Several hundred students at Cathedral helped to develop the related course, and the textbook will be utilized for courses at the school for years to come.
For 100 years, Cathedral has passed on the values and philosophy of educating the whole child, heart, mind, and spirit in a remarkable atmosphere of inclusion and diversity.
Now, on the cusp of the school’s centennial anniversary, Cathedral has set her sights on what it means to be a great school in the 21st century. Over the next ten years, Cathedral plans to invest in multiple capital projects, including construction of an Innovation Center, a new, one-of-a-kind premier facility that will expand the school’s commitment to STEM education. Currently in the early planning phase, the Innovation Center will include best-in-class science, engineering, robotics, design, and programming facilities that will set Cathedral apart from any other school in the city.

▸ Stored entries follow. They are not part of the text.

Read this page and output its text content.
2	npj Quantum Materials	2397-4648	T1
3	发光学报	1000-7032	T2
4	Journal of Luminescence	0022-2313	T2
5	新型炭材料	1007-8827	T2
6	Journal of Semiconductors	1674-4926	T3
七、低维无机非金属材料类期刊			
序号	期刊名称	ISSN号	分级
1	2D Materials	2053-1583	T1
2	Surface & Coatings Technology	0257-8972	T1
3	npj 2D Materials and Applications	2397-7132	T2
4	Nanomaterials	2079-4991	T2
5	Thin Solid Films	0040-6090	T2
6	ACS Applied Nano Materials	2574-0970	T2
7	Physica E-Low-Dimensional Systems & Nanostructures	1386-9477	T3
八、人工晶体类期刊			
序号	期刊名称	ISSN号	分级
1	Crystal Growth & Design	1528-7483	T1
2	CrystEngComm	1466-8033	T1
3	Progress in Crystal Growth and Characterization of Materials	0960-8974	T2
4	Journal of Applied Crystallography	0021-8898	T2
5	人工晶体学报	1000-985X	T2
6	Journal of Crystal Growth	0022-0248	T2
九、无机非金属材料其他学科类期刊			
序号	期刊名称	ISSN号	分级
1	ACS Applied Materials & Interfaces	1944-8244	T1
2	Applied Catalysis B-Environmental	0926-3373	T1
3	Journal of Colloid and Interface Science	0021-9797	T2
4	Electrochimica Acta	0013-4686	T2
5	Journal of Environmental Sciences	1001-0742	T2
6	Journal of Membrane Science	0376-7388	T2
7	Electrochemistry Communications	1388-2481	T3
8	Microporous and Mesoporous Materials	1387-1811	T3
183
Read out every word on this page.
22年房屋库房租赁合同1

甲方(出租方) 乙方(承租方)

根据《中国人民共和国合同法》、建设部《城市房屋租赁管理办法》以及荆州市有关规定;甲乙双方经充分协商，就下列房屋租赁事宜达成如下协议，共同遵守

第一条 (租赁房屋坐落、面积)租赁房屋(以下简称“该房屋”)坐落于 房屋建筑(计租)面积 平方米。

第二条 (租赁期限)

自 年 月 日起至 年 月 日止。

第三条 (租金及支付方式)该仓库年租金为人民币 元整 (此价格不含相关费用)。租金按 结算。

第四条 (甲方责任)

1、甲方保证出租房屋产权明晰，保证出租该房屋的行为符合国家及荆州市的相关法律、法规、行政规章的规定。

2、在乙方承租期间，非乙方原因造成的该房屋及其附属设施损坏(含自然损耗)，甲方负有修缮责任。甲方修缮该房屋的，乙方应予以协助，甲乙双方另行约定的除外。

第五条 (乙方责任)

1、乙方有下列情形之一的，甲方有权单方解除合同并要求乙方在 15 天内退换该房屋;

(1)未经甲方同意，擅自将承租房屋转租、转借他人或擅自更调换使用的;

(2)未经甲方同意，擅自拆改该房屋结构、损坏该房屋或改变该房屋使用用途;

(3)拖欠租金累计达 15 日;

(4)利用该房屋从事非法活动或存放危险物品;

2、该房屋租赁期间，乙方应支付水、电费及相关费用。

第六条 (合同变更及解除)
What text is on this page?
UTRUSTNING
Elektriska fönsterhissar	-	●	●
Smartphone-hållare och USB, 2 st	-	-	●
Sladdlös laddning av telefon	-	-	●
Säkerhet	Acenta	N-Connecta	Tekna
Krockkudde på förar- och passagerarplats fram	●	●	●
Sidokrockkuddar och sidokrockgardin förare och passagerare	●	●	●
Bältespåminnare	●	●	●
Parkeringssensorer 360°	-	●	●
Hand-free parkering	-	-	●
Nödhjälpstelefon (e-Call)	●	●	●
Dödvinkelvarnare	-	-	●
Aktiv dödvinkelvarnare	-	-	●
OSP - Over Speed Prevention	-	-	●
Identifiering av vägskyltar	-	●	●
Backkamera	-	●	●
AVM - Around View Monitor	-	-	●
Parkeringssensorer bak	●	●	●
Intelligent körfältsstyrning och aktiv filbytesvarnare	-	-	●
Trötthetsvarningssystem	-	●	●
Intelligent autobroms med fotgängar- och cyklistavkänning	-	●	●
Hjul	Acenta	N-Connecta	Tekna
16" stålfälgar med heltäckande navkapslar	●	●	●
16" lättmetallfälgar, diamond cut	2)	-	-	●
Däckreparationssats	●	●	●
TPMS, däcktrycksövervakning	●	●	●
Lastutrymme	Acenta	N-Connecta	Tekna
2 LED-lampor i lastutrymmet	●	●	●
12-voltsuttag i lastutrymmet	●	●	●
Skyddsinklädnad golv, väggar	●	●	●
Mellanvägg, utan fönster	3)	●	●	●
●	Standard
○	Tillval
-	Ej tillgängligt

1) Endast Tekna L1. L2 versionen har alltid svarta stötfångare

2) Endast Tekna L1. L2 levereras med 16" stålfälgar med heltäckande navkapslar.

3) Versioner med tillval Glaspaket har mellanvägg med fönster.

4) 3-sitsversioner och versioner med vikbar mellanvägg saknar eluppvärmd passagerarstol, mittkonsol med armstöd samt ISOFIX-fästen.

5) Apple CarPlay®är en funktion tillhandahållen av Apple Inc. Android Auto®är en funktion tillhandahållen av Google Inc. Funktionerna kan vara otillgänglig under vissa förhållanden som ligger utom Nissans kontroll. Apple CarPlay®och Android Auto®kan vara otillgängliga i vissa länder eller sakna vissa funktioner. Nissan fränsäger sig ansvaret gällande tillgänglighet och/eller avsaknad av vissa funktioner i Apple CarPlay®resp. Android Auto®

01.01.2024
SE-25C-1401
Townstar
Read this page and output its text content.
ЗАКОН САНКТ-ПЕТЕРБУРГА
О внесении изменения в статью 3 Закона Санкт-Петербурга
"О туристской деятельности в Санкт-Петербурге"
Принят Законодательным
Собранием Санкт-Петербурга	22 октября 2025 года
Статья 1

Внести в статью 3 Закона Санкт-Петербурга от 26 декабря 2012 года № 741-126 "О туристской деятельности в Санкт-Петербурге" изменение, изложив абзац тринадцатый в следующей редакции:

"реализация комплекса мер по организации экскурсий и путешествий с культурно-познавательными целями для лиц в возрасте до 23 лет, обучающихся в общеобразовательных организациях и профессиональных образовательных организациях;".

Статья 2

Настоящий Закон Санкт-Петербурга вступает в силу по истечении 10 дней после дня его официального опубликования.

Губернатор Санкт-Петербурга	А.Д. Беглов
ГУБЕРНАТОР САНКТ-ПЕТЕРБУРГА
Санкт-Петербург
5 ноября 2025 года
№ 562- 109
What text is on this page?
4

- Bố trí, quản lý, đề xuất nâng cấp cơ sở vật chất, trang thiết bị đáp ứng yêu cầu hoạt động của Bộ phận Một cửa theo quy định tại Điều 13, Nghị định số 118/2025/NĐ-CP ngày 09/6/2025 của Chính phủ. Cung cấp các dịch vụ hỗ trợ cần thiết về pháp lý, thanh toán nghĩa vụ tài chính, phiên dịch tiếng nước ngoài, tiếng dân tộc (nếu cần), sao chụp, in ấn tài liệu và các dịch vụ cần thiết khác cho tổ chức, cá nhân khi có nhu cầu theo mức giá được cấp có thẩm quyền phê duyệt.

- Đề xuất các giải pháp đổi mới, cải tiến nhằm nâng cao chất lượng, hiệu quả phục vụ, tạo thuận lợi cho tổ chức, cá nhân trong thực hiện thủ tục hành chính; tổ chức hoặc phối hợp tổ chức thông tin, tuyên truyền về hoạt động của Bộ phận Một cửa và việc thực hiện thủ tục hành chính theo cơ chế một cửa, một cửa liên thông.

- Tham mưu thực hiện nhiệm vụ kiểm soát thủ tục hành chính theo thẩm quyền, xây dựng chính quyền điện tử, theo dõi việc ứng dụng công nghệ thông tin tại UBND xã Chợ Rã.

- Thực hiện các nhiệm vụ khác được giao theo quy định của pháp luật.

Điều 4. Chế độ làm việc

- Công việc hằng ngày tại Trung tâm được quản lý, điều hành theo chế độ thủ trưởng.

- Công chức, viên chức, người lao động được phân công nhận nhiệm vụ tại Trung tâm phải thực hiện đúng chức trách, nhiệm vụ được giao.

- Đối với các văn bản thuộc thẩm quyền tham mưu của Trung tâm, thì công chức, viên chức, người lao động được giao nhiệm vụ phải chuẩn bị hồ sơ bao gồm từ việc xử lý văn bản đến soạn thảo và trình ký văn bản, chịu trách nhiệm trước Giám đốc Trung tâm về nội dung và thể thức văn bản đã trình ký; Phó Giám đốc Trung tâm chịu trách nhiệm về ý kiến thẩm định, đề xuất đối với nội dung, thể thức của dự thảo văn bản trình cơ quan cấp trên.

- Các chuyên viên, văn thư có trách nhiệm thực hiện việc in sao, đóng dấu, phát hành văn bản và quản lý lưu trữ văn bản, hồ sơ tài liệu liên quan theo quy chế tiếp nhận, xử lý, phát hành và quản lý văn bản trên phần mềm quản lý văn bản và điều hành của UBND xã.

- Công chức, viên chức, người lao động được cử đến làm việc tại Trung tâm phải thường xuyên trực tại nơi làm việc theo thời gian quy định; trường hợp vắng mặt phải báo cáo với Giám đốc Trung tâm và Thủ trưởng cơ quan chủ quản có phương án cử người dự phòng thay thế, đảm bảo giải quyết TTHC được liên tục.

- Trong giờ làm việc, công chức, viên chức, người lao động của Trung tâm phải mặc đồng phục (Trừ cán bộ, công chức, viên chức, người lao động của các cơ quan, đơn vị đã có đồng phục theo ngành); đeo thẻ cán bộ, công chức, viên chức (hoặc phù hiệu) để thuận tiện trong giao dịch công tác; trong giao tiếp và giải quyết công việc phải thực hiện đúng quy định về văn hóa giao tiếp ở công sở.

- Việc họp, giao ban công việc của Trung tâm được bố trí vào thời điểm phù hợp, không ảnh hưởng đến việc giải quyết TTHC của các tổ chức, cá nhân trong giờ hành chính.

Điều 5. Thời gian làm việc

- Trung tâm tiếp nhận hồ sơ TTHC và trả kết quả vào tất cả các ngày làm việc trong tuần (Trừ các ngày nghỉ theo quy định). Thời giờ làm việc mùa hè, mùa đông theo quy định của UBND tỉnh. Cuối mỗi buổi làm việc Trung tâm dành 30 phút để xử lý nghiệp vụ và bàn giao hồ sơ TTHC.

Additionally, it will serve as the hub of the school and be intentionally designed to promote interdisciplinary scholarship and lifelong connections.
Dixon’s $2 million gift is one of the largest single donations ever made to Cathedral High School. “We are grateful and humbled by Professor Dixon’s generosity in making this gift, and appreciative of his vision of Cathedral as the premiere high school for educating Indianapolis’ future scientists and engineers,” said Rob Bridges, president of Cathedral High School. “As an engineer, physicist, and mathematician himself, Marshall understands the critical importance of generation learning practices focused on problem solving and real-world application infused with technology. We are thrilled to have his support in building this state-of-the-art facility.”